M. GEORGEY.—C'était assez, my dear. Allez-vous là-bas. Fridric aussi là-bas. Quand pétite Juliène est retourné, vous direz à lui monter.»

Ils s'arrangèrent de leur mieux en bas. Caroline fit placer le lit de Frédéric dans un cabinet noir près de la cuisine; ce n'était que pour peu de jours; il déclara s'y trouver très bien.

Une heure après, quand Julien monta chez M. Georgey, il le trouva écrivant une lettre.

M. GEORGEY.—Ah! pétite Juliène, je voulais savoir tes connaissances. Jé voulais voir tes écritures.»

Julien lui fit voir ses cahiers qu'il apportait de chez le maître d'école. M. Georgey les examina.

M. GEORGEY.—C'était très parfaitement bien. L'écrivement il était très joli; lé dessination il était très fort régularisé.
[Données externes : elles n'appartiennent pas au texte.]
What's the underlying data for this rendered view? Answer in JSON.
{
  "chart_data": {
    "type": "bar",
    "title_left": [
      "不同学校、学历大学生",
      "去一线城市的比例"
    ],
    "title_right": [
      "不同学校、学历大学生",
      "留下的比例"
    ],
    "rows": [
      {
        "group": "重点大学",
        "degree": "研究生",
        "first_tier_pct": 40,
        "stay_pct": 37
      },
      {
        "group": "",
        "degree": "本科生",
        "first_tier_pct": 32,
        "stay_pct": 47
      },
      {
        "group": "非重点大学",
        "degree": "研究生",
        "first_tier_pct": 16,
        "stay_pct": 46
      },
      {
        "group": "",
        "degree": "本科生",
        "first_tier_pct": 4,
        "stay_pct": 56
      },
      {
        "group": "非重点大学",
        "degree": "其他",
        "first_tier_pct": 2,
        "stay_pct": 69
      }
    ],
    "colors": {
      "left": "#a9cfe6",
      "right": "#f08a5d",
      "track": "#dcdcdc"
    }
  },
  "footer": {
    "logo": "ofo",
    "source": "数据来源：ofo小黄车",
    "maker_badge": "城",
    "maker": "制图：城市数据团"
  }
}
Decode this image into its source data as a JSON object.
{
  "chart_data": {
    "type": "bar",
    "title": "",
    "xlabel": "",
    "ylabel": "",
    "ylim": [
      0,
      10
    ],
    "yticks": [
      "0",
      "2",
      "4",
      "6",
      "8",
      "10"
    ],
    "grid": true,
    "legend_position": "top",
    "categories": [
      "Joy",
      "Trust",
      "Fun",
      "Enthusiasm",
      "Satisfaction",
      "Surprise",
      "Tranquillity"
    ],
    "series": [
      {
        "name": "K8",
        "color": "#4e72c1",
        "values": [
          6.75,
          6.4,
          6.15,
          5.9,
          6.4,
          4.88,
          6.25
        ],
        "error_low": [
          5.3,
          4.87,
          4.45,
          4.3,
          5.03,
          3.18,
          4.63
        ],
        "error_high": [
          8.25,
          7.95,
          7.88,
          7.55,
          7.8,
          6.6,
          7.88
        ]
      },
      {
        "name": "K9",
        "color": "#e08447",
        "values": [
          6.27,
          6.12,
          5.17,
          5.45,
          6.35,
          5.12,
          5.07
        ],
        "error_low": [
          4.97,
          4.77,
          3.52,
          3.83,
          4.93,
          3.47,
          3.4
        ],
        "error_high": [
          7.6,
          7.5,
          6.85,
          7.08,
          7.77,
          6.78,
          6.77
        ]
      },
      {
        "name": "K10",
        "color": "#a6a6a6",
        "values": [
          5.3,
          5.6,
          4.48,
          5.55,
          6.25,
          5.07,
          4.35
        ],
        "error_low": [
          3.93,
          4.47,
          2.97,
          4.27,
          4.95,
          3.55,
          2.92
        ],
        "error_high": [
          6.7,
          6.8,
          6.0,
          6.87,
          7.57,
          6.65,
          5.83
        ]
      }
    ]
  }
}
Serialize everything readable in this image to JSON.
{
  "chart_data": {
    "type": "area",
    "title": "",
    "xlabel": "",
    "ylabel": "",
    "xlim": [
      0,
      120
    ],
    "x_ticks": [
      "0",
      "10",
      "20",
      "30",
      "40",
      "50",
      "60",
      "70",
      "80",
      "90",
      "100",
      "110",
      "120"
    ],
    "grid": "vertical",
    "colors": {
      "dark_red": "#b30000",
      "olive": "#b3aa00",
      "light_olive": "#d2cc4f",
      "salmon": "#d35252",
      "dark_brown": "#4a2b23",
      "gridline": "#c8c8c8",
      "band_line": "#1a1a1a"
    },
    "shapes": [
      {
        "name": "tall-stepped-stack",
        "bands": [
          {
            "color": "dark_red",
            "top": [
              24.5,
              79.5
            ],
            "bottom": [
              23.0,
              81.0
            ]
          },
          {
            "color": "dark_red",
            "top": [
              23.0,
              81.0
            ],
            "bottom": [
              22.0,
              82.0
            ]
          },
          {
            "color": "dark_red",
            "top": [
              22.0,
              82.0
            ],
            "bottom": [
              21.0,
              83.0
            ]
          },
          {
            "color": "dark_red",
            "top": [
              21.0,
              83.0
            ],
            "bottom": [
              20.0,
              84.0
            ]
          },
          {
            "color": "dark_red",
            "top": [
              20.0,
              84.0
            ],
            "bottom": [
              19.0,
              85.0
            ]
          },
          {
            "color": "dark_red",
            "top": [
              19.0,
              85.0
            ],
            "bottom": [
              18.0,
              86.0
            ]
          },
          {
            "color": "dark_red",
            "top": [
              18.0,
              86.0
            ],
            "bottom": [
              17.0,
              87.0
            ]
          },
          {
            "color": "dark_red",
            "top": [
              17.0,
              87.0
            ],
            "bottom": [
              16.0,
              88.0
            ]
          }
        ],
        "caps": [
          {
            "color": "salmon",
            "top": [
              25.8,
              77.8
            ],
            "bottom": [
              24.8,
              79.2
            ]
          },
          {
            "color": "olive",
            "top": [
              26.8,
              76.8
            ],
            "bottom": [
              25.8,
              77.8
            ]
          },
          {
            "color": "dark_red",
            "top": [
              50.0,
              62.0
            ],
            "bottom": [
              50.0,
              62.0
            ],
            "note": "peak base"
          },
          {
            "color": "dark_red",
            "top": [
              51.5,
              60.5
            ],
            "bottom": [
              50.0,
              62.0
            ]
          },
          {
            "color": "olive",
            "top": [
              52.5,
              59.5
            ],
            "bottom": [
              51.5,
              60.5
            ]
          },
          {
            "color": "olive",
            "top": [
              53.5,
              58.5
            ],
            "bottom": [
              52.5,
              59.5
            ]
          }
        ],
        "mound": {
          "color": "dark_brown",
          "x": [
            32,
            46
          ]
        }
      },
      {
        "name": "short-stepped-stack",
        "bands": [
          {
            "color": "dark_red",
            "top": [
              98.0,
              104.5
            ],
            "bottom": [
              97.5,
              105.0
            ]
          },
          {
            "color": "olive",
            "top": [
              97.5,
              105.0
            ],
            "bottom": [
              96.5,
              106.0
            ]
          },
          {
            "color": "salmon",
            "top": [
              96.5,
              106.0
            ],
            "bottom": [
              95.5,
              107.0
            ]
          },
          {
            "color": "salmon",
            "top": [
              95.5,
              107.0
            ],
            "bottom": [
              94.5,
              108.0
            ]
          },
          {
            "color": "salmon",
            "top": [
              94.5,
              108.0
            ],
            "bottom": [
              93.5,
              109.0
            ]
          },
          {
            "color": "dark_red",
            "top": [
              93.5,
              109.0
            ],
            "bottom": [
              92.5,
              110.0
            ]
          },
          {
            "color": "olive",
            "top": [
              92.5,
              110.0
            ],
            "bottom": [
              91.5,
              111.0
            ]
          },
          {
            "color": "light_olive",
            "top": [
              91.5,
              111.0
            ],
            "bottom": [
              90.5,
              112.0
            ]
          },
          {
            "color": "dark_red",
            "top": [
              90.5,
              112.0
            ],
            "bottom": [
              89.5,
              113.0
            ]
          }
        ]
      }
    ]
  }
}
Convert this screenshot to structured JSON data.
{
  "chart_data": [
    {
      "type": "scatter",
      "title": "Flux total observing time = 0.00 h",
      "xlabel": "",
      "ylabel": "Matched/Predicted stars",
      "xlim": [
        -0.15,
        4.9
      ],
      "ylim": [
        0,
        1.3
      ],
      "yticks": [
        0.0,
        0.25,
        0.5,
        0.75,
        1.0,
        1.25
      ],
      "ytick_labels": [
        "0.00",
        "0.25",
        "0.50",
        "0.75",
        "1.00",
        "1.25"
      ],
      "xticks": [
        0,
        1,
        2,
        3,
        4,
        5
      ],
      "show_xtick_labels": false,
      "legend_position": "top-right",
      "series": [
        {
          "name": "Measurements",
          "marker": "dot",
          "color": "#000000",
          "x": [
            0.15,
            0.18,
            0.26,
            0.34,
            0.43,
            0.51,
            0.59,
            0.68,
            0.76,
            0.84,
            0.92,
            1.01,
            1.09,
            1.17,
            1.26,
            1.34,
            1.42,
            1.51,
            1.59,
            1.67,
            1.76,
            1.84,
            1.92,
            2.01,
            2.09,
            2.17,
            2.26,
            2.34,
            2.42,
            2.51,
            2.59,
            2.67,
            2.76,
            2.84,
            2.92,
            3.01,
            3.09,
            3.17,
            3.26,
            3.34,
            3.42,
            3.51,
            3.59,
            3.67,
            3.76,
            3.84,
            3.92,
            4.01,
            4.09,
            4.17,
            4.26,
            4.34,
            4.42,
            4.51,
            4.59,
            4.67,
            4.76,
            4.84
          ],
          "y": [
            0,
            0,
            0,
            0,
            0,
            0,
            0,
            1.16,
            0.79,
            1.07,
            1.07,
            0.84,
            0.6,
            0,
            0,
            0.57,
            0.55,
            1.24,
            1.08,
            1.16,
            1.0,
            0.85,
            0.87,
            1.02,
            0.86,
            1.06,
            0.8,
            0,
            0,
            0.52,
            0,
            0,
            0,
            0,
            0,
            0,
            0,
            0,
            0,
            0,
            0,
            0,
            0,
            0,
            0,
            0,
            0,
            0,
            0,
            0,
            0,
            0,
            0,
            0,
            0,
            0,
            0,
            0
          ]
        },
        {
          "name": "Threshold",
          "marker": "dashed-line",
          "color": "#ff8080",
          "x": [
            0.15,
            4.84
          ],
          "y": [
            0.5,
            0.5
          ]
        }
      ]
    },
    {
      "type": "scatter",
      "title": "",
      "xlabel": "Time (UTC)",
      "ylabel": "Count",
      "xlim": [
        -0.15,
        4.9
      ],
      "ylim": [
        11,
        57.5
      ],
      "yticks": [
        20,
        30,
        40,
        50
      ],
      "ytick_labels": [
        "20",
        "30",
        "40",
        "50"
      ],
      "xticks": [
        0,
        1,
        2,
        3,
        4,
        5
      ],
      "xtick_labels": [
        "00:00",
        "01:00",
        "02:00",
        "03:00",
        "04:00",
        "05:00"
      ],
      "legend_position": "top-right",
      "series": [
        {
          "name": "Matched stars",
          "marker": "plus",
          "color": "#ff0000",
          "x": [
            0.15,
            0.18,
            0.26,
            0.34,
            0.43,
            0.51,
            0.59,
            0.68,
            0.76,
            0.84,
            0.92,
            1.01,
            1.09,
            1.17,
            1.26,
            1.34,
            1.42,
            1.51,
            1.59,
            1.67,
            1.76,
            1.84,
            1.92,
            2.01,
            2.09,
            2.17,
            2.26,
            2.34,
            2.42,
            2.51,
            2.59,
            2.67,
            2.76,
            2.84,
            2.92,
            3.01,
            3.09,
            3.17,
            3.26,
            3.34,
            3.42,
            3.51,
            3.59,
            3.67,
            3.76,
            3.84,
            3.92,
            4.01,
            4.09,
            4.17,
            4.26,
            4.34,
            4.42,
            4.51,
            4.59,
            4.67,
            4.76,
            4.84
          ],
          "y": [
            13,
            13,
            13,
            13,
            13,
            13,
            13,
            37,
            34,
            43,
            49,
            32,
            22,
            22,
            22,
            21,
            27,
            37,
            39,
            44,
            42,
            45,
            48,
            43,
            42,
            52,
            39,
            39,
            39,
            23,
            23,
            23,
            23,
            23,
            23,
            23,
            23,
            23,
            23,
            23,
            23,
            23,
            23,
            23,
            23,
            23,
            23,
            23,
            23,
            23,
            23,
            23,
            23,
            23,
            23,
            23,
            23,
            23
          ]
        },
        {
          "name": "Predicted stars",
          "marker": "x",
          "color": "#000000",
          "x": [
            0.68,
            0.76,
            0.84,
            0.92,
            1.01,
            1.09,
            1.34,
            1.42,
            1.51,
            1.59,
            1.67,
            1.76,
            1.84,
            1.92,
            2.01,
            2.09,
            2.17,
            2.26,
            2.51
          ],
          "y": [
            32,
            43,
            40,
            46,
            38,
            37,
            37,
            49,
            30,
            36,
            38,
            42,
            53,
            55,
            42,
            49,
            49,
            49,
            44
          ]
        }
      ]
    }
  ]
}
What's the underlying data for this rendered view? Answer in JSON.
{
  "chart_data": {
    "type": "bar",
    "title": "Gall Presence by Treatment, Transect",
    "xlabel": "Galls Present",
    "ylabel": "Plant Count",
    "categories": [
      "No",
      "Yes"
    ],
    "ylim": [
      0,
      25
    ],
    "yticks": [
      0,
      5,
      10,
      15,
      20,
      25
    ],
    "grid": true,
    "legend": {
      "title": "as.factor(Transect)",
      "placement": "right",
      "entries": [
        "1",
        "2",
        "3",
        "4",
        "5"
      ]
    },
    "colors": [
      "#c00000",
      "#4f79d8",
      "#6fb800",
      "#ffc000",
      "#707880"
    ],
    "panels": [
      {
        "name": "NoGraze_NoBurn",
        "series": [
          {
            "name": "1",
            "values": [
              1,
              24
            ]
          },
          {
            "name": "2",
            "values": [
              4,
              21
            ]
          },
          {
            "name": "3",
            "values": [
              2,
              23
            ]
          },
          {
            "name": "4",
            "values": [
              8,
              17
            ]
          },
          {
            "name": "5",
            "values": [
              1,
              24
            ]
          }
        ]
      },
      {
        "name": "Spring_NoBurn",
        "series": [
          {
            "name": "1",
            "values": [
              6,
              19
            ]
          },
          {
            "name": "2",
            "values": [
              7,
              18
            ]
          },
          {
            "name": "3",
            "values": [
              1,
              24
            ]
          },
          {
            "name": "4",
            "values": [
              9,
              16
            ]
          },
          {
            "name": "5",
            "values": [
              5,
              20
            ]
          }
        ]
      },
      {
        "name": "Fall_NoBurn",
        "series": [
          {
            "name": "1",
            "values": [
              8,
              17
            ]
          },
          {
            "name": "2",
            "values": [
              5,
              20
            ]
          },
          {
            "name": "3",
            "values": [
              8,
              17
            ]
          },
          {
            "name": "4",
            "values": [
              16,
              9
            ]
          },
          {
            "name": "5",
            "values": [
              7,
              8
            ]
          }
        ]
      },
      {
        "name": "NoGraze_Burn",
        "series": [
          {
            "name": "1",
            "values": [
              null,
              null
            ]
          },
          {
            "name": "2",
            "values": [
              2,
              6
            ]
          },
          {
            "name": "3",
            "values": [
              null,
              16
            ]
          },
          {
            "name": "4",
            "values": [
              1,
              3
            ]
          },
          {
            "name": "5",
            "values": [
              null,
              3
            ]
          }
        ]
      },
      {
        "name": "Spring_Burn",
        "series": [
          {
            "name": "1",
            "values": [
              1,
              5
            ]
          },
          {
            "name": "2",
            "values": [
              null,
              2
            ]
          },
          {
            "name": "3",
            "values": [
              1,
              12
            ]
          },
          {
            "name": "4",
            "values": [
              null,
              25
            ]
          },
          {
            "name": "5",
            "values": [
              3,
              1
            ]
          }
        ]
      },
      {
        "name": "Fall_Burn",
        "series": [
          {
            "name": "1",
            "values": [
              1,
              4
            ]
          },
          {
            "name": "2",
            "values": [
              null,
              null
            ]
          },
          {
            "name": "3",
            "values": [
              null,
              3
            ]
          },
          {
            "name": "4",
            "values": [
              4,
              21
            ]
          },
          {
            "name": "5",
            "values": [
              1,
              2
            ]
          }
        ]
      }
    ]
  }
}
Le calculement il était parfaitement exactement.

JULIEN.—C'est que voilà plus d'un an, Monsieur, que je prends des leçons.

M. GEORGEY.—Et jé voulais toi prendrais une année encore, et alors toi pouvais rétourner avec Master et Madame Bonarde. Ça était mieux qué faire des dessinations, des fabrications comme jé voulais. Eux tout seuls, tout tristes, eux t'aimer beaucoup fort; toi heureuse chez Madme Bonarde; moi laisser à toi argent; toi pas être un charge, mais un richesse. Tu devenais rouge? Tu étais contente.

JULIEN.—Oui, très content, Monsieur; mais vous, Monsieur que j'aime et auquel je dois tant, il faudra donc que je vous quitte?